FBI electronic engineer Dustin Simerly had examined the phone and cited “extensive damage.” The back of the phone was smashed off, the battery was missing, the battery cables were pulled out, and the processor was cracked, making it impossible to retrieve any information off the phone, he said.
Murphy’s battered phone was shown to the jury in a moment that Trina Murphy would later describe as “emotional and disturbing.”
“It was something Alexis kept with her all the time,” she said. “It clearly speaks to the fact she never left there. She never would have left without that phone.”
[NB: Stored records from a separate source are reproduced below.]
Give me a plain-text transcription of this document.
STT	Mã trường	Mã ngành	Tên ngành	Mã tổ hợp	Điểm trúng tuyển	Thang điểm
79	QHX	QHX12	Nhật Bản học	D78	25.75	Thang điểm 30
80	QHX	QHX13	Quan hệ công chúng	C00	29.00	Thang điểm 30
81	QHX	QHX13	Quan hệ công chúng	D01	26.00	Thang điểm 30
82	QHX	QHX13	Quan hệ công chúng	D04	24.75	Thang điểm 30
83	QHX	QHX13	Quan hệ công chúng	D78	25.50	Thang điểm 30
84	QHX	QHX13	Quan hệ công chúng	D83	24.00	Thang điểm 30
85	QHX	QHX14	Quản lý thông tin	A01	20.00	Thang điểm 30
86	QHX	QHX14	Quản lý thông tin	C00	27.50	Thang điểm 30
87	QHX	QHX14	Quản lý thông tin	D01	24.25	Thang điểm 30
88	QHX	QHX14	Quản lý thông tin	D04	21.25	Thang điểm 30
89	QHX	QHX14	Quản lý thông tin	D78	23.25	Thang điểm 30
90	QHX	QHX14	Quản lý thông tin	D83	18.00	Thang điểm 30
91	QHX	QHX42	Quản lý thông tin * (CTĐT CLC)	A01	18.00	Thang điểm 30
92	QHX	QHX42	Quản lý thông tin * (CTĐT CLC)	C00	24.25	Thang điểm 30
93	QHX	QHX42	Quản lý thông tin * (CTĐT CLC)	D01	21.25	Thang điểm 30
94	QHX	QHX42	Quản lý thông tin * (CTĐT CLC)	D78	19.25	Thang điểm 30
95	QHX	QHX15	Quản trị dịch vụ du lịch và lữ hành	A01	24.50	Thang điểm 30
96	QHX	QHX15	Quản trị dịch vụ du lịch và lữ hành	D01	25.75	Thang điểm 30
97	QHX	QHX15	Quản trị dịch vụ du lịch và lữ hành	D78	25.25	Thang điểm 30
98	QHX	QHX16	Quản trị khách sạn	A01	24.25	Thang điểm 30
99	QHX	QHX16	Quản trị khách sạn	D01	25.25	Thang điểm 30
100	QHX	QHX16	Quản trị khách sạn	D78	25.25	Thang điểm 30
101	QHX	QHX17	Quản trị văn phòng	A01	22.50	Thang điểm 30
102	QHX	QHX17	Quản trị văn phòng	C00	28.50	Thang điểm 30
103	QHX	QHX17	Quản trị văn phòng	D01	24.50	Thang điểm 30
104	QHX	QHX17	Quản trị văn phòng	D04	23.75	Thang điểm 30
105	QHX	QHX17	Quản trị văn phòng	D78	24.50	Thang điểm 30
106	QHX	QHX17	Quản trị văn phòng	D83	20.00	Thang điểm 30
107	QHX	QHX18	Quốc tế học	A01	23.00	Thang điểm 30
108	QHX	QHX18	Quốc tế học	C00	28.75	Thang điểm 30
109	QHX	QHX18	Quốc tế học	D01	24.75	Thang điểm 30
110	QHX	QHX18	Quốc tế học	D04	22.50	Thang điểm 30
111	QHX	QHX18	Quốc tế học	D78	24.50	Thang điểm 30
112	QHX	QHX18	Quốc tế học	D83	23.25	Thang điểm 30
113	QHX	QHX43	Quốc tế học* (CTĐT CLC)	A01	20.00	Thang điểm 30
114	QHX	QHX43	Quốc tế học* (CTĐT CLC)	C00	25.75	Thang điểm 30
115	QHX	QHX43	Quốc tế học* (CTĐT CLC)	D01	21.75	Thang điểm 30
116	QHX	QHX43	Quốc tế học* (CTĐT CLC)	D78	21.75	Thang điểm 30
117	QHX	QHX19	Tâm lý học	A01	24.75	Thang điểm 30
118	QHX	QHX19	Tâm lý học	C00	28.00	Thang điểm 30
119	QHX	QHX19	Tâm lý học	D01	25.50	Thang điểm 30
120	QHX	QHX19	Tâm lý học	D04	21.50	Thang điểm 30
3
Commonwealth’s Attorney Anthony Martin introduced a scrapbook of photos found in an abandoned house behind Taylor’s camper. He’d attempted to introduce the photos the previous day, claiming they supported the “intent to defile” portion of the abduction charge. Hallahan had objected at that point, and Judge Michael Gamble had refused to admit them May 5, but had a change of heart the next morning.
“The photos are of women in various glamour shots,” said the FBI’s Jon Cromer. Some of the photos had been altered with the face of a young woman pasted on top of other women’s bodies. The woman whose face is depicted is the daughter of the owner of the automobile dealership in Ruckersville where Taylor worked, said Cromer.
Defense attorney Hallahan pointed out that the girls in the scrapbook were white and that it was found in the abandoned house, not in Taylor’s residence. Cromer was unable to say whether fingerprints had been found on the scrapbook.
“I think it speaks to this man’s integrity and fascination with young women,” said Trina Murphy at the end of the court day.
Commonwealth’s Attorney Martin said he expects to call one or two more witnesses tomorrow, May 7, and the prosecution is expected to rest its case.